Sponsors/funders: Teva Branded Pharmaceutical Products, R&D Inc., European Huntington’s Disease Network (EHDN) and Huntington’s Study Group (HSG).

Results: The trial was completed on July 2016. On September 2016 Teva announced on its website that “pridopidine demonstrates slowing of progression of Huntington disease in Pride-HD study as measured by total functional capacity” [21]. This announcement sparked some controversy [22], since the data presented by Teva at the 9th EHDN Plenary Meeting 2016 The Hague showed that Pride-HD failed to meet its primary endpoint –change in UHDRS TMS at 26 weeks [21]. The interpretation of potential benefit hinged upon of a lack of decline in the UHDRS TFC at the extended 52-week timepoint. The effect was only significant in patients taking the lowest dose of pridopidine. The sponsor also pointed out “an unusually high placebo effect” that complicated interpretation of the findings. The Chairs of the EHDN Executive Committee issued a statement responding to Teva’s announcement, saying “there has been discussion over the statement in the press release that these results indicate that pridopidine slows down disease progression in HD. This statement needs to be read in the context of the whole document, which clearly speaks about slowing decline in functional capacity. This should not be misunderstood as a demonstration of disease modification or ofneuroprotection” [23].

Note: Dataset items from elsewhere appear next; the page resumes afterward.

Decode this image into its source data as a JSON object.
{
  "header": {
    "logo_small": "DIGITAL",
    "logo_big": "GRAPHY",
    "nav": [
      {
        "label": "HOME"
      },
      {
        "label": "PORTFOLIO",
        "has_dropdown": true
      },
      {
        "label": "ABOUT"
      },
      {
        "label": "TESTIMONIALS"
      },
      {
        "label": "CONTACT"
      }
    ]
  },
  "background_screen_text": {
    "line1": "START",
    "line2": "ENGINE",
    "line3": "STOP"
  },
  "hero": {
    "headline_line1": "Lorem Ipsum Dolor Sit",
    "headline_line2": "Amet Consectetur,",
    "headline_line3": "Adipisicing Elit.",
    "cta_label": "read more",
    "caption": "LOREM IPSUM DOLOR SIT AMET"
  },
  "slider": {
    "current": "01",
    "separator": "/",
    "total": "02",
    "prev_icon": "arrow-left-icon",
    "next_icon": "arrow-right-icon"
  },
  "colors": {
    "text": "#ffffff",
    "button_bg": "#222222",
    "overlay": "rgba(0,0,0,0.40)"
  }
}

Still, the final results of this study have not yet been published, and we look forward to seeing them after peer review. The open label extension of this trial— Open PRIDE-HD (NCT02494778)— is still ongoing, according to the latest public information.

CONFLICTS OF INTEREST

FBR and EJW are sub-investigators on LEGATO-HD (NCT02215616) and IONIS-HTTRx (NCT02519036), and EJW was a sub-investigator on Amaryllis (NCT02197130). The authors did not make use of confidential or privileged information: all materials included in this manuscript were collected from publicly available sources. EJW has participated in scientific advisory boards with Hoffmann-La Roche Ltd, Ionis, Shire, GSK and Wave Life Sciences. All honoraria were paid through UCL Consultants Ltd, a wholly owned subsidiary of UCL. Their Host Institution, University College London Hospitals NHS Foundation Trust, has received funds as compensation for conducting clinical trials for Ionis Pharmaceuticals, Pfizer and Teva Pharmaceuticals.